Though not the best of Lennox, The Billionaire’s Christmas Baby is still better than most category romance because Lennox can write sentiment without sentimental. She understands what moves good people, what makes them stay and what makes them take a chance, or a risk for love. Lennox phrases it so well. Though Sunny is tired of child-rearing, she is essentially a motherly-natured person. She wants to give Phoebe’s care over to Max but, because of a mix of identification (as an abandoned, unwanted child herself) and heightened sense of love and responsibility, Sunny is a self-admitted “sucker for a baby.” When Max makes lofty assumptions about Sunny accepting his money to nanny Phoebe, Sunny’s refusal stuns him because he thinks what he was to offer is of greater value than what Sunny does. Sunny’s vulnerable pride brings Max down a notch: ” ‘Sunny, I’m sorry,’ he said and he was. Deeply sorry. He looked at her tilted chin, her weary pride, her humiliation, and he felt a shame so deep it threatened to overwhelm him.” Lennox also reaches feelings with a light, humorous touch. When Sunny is reluctant to join Max in Manhattan, he doesn’t shame her again, he quips charmingly, but respectfully: ” ‘ … you can tell me your qualms and I can tell you the ways I’ve solved them.’ ” Lennox can very much identify what makes romance so powerful, gently pointing to its origins, with gently ironic humour, as Sunny thinks of Max and the Manhattan magic he weaves: “This was a fairy tale, she thought, in the tiny part of her mind that was available for thought. Cinders with her prince.” 

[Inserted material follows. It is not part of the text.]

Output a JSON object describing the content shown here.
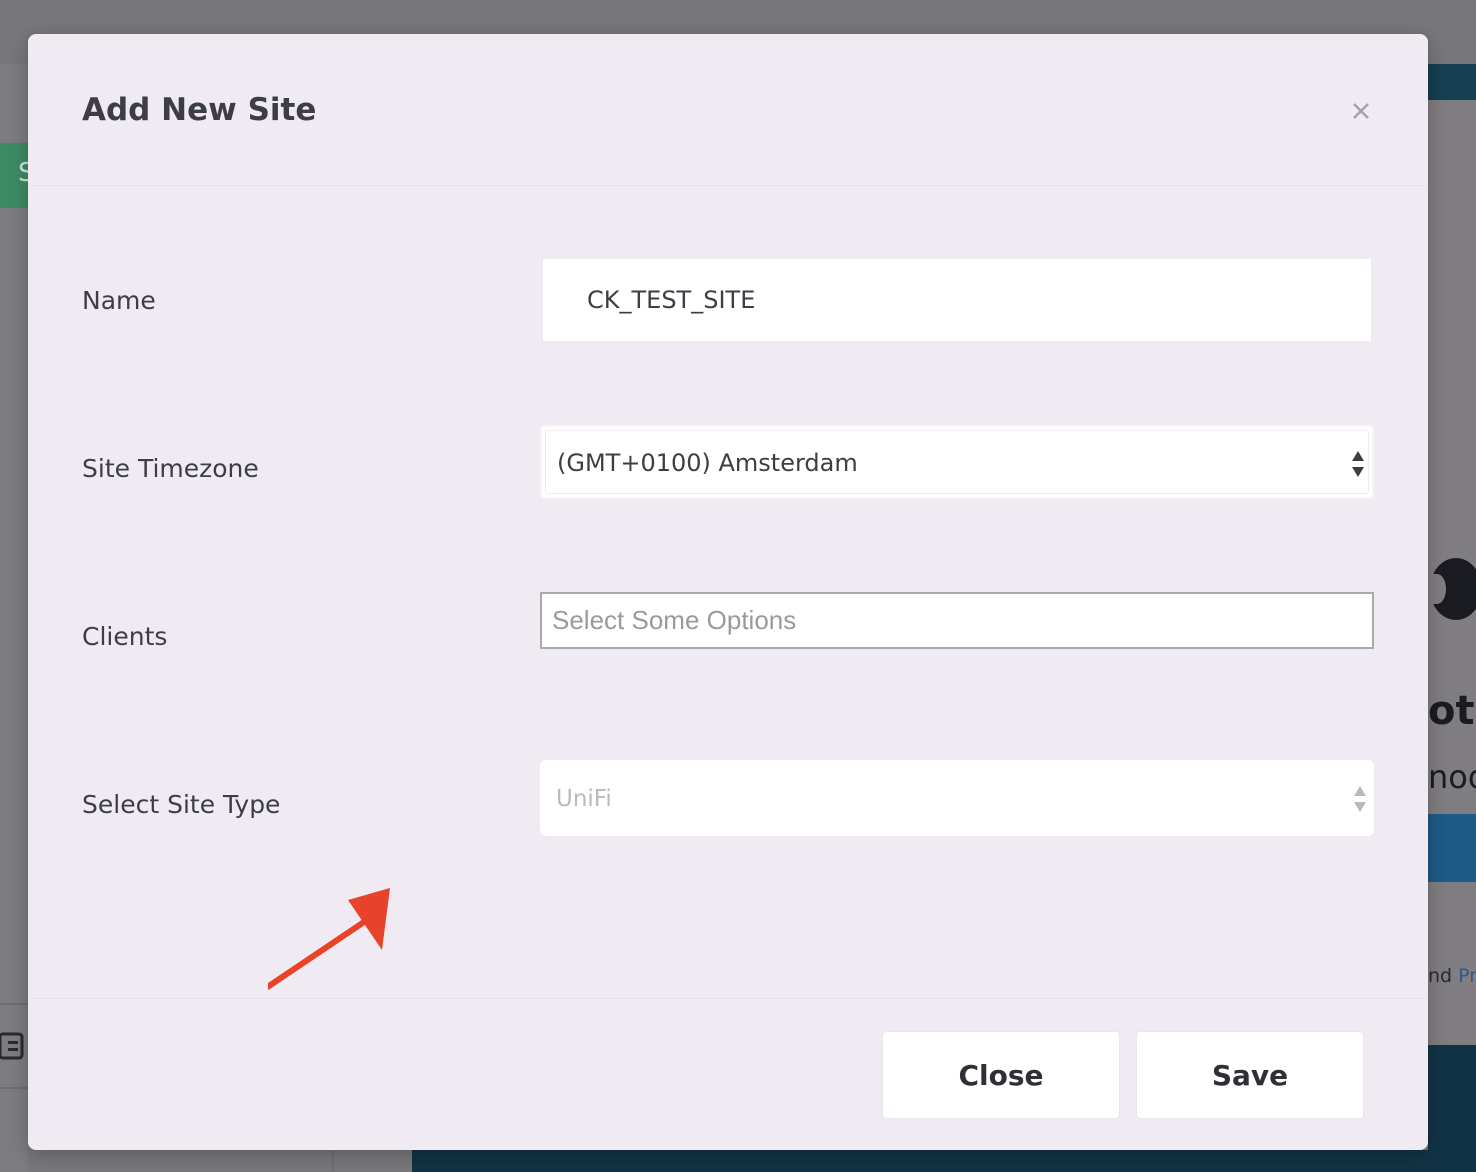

Miss Bates still finds comfort and reassurance in a Lennox romance, even a moderate effort, a Lennox effort is still wonderful in many ways. The Billionaire’s Christmas Baby is “real comfort,” Emma.

Marion Lennox’s The Billionaire’s Christmas Baby is published by Harlequin Books, It was released on December 5th and may be procured from your preferred vendors. Miss Bates received an e-ARC from Harlequin, via Netgalley.